「スワローズらしい良い文化を継承し、明るい素晴らしいチームを作っていかなくてはならない」――就任会見でそう語った、東京ヤクルトスワローズ高津臣吾1軍監督。昨季、2軍監督という立場からチームを支えてきた高津監督は、思わぬ事態に見舞われたこの2020シーズン、1軍監督としてどのようなビジョンでリーグ制覇を目指していくのか。本連載では、今年もインタビュアーに長谷川晶一氏を迎え、高津監督の野球論を余すところなくお届けしていく。
(インタビュアー:長谷川晶一)
――7月12日の巨人戦に勝利して単独首位となるなど、快調なスタートダッシュとともに夏場を迎えました。今回は、高津監督に多大な影響を与えた「師・野村克也」について伺いたいと思います。野村さんの訃報はいつ、どのように知ったのですか?
高津 お亡くなりになった2月11日の朝5時とか、6時くらいに(野村)克則(現・東北楽天ゴールデンイーグルス一軍作戦コーチ)からのLINEで知りました。「先にお知らせしますが、今朝亡くなりました」という内容で、それですぐに目覚めました。
――最後に野村さんと直接会われたのは1月のOB会ですか?
高津 そうですね。その前に監督就任が決まった後、去年の12月に一度、ご自宅にお伺いさせていただいてお話をしました。12月、1月と続けてお会いして、2月に亡くなられました。まったく予期していなかったので、本当にショックでした。
――このとき、チームは沖縄キャンプの真っ最中でした。すぐに上京されたんですか?
高津 はい、すぐに東京に戻って監督にお会いしました。東京に戻る間に、気持ちの整理をつけていたので、最期のお姿を見たときには冷静な気持ちでお会いできました。監督はヤクルトのユニフォームを着ていらっしゃいました。失礼な言い方になってしまうかもしれませんが、ただお写真を見るのではなく、実際に監督の最期にお会いできてよかったという思いもありました。

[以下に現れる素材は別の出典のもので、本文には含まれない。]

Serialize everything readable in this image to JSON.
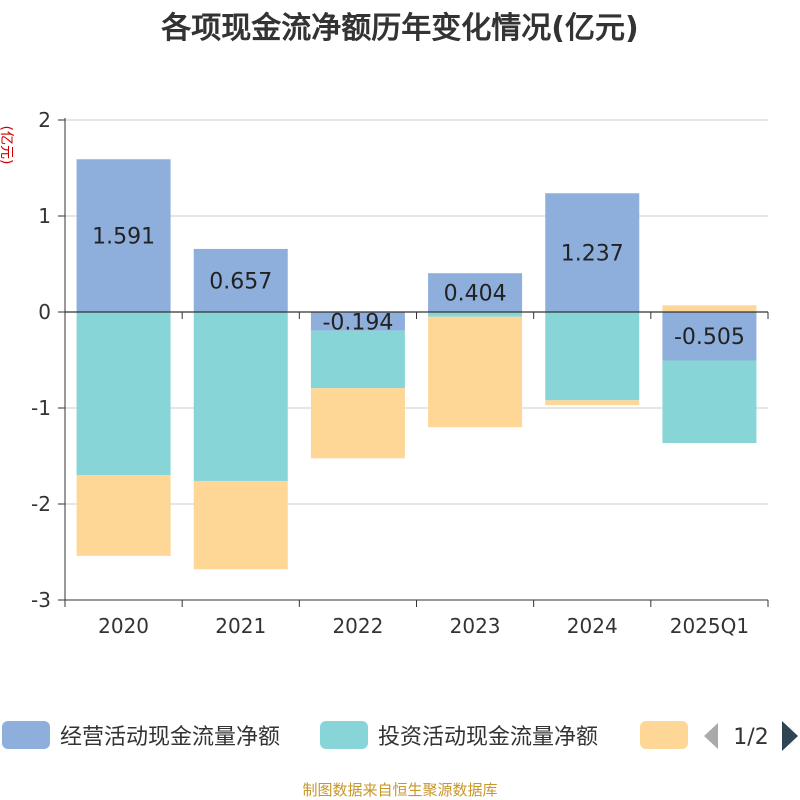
{
  "chart_data": {
    "type": "bar",
    "stacked": true,
    "title": "各项现金流净额历年变化情况(亿元)",
    "ylabel": "(亿元)",
    "categories": [
      "2020",
      "2021",
      "2022",
      "2023",
      "2024",
      "2025Q1"
    ],
    "ylim": [
      -3,
      2
    ],
    "yticks": [
      2,
      1,
      0,
      -1,
      -2,
      -3
    ],
    "grid": true,
    "legend_position": "bottom",
    "series": [
      {
        "name": "经营活动现金流量净额",
        "color": "#8eaedb",
        "values": [
          1.591,
          0.657,
          -0.194,
          0.404,
          1.237,
          -0.505
        ]
      },
      {
        "name": "投资活动现金流量净额",
        "color": "#88d5d8",
        "values": [
          -1.7,
          -1.76,
          -0.6,
          -0.05,
          -0.92,
          -0.86
        ]
      },
      {
        "name": "",
        "color": "#fed797",
        "values": [
          -0.84,
          -0.92,
          -0.73,
          -1.15,
          -0.05,
          0.07
        ]
      }
    ],
    "data_labels": [
      "1.591",
      "0.657",
      "-0.194",
      "0.404",
      "1.237",
      "-0.505"
    ]
  },
  "legend": {
    "pager": "1/2"
  },
  "source": "制图数据来自恒生聚源数据库"
}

――昨年のご自宅訪問では、どのような話をされたのですか?
高津 ここ数年は、いつも同じやり取りなんですが、最初は「お前を抑えにしてすまなかったな」から始まり、僕が「いえいえ、とても感謝しています」と返します(笑)。それからは、「お前が監督になるなんて、他に人がいないのか?」と言われたので、「いないみたいです」と答えました(笑)。でも、その後には監督としての心構えをお話しくださいました。「最下位なんだから気楽にやれよ」とか、「弱いチームを強くしていくのは、とてもエネルギーのいることだけど、すごく楽しいぞ」だとか、そういうお話でした。

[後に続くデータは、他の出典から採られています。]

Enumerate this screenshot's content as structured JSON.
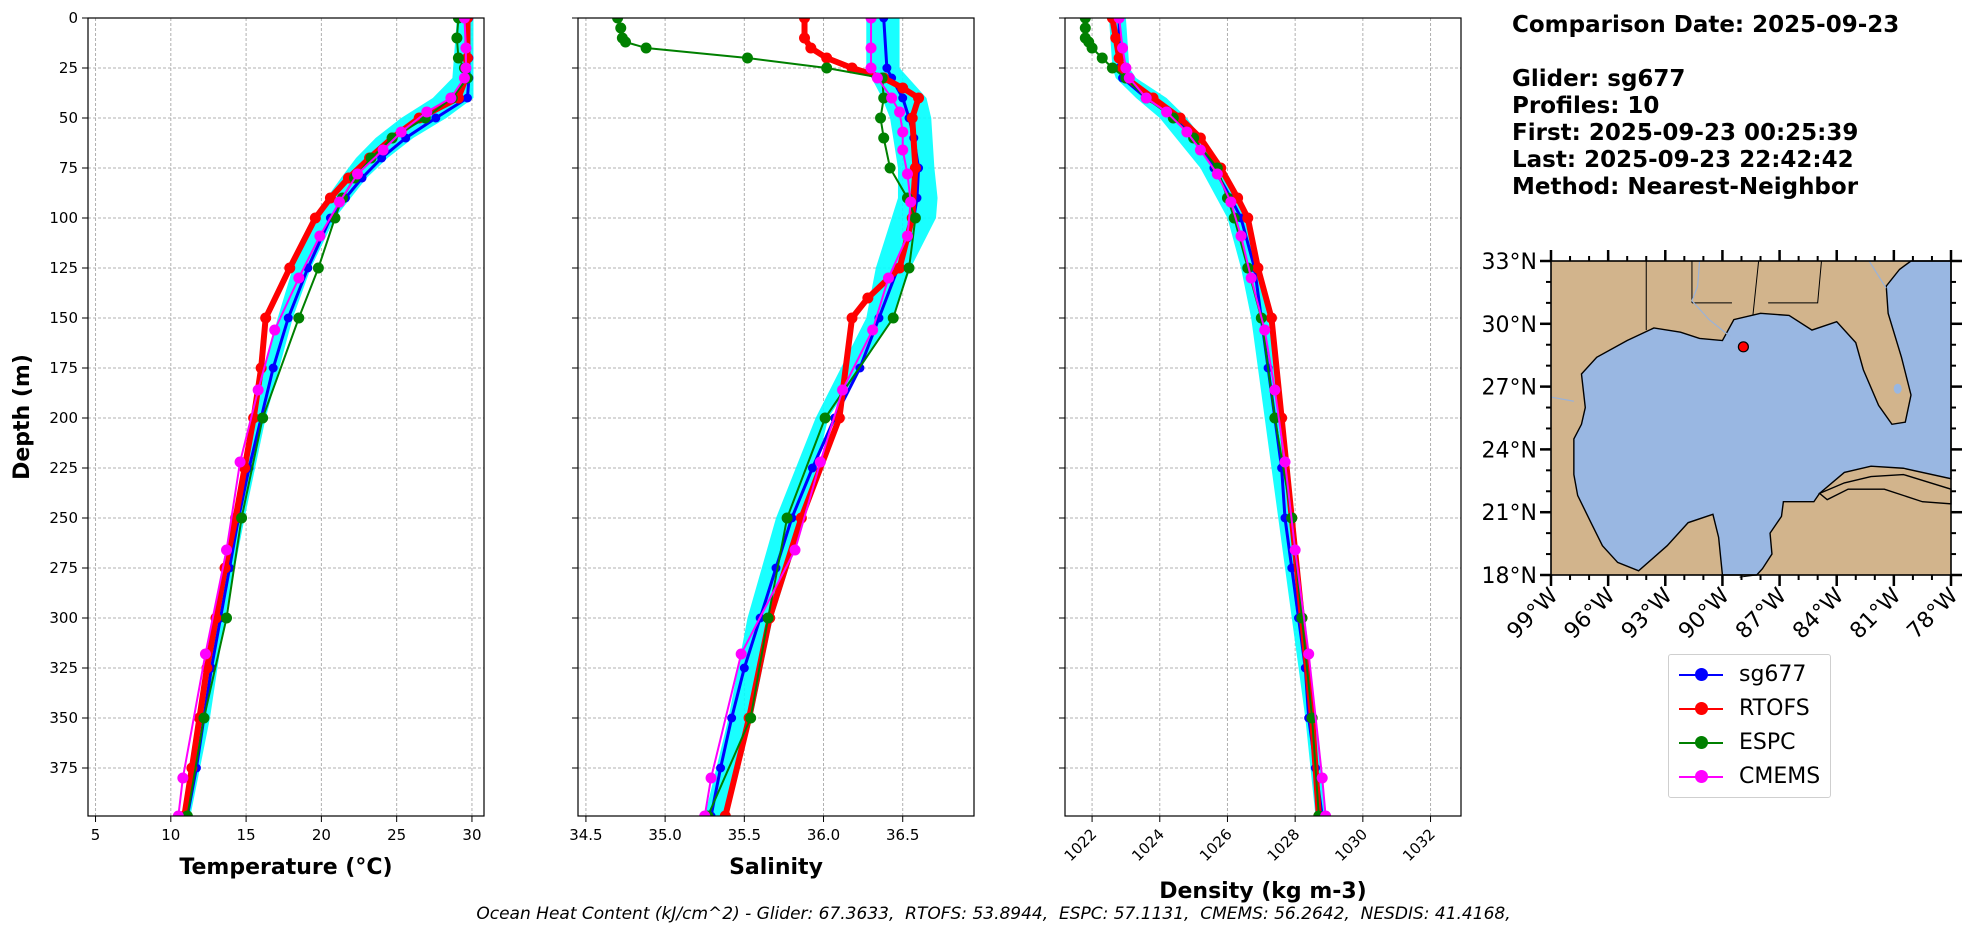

――野村さんご自身の実体験に基づく言葉だから説得力がありますね。
高津 そうですね。監督はいつも、ハッキリと“頑張れ!”とか、“応援しているぞ”とか言わないんです。でも、その言葉には必ず何かヒントがある。それが、野村監督の激励の仕方なんです。最後の最後に、野村監督らしい激励の言葉をいただけたのは嬉しかったです。